Shashank Bharadwaj is said to be absconding since February this year, when the Congress filed an FIR about the hacking of its website. Four have been arrested

Karnataka police (photo: Getty Images)
Karnataka police (photo: Getty Images)
user

NH Digital

Bengaluru Police are on the lookout for one Shashank Bharadwaj, associated with Varahe Analytics, a poll strategy firm engaged by the BJP in Karnataka. This is in connection with allegations of hacking the website of Karnataka Congress in February this year.

Bharadwaj, who is absconding, is believed to have made a payment to a firm called M/S VET FAB Technologies, based in Hassan, to hack the official website of the Karnataka Congress and set up a fake website that targets the Congress ahead of the assembly elections in the state.

While the FIR was lodged in February, the BJP lost the election in May. This week Bengaluru police arrested three people, including directors of the said company, for developing the fake website and uploading defamatory content and disinformation.

Varahe Analytics had been hired by the BJP for formulating its election campaign and strategy in the state.

Naming the arrested people as Dharnesh Jain, Siddharth and Venkatesh, besides another unnamed employee, a press note from the Hassan police issued on Saturday, 12 August, claims to have confiscated three mobile phones, a laptop, a credit card and other incriminating documents.

The press note also said that some incriminating WhatsApp chats have been recovered.

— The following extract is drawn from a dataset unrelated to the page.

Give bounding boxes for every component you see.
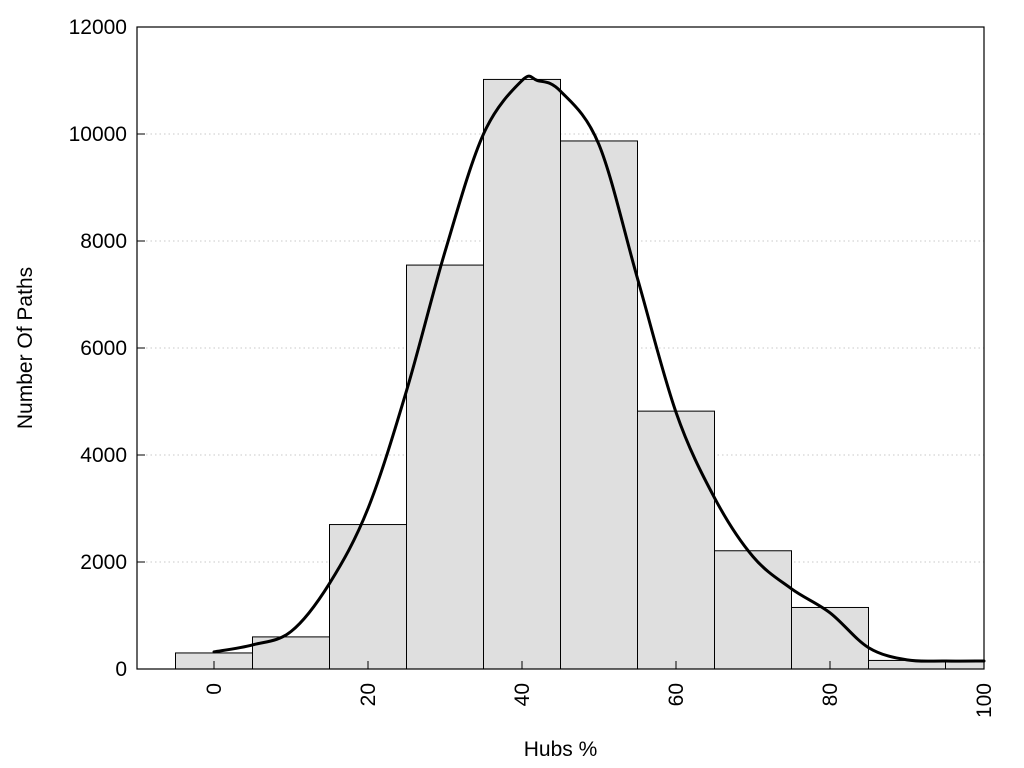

The official website of the Karnataka Congress, inckarnataka.in had disappeared one fine morning in February, with visitors seeing the message: “This account has been suspended. Contact your hosting provider for more information." The hackers had infiltrated the domain's server ID too, rendering it “suspended”. This digital attack was the third in less than 24 hours.


Simultaneously a fake website, kpcc.in, was set up with photos of Congress leaders. The website was designed to resemble the official website but described the party as “Communal, Criminal and Corrupt”. Photos of Congress leaders were used with intent to slander, as alleged by Priyank Kharge, chairman of the KPCC Communications Cell, in an official complaint to the Bengaluru police commissioner.

A fake letter with a forged signature of the present chief minister, Siddaramaiah, was also hosted on the spoof website. The letter, addressed to Sonia Gandhi and written in Kannada, was printed on a letterhead resembling the Congress's official letterhead. It urged Sonia Gandhi to log in to the fake website, highlighting infighting within the Congress.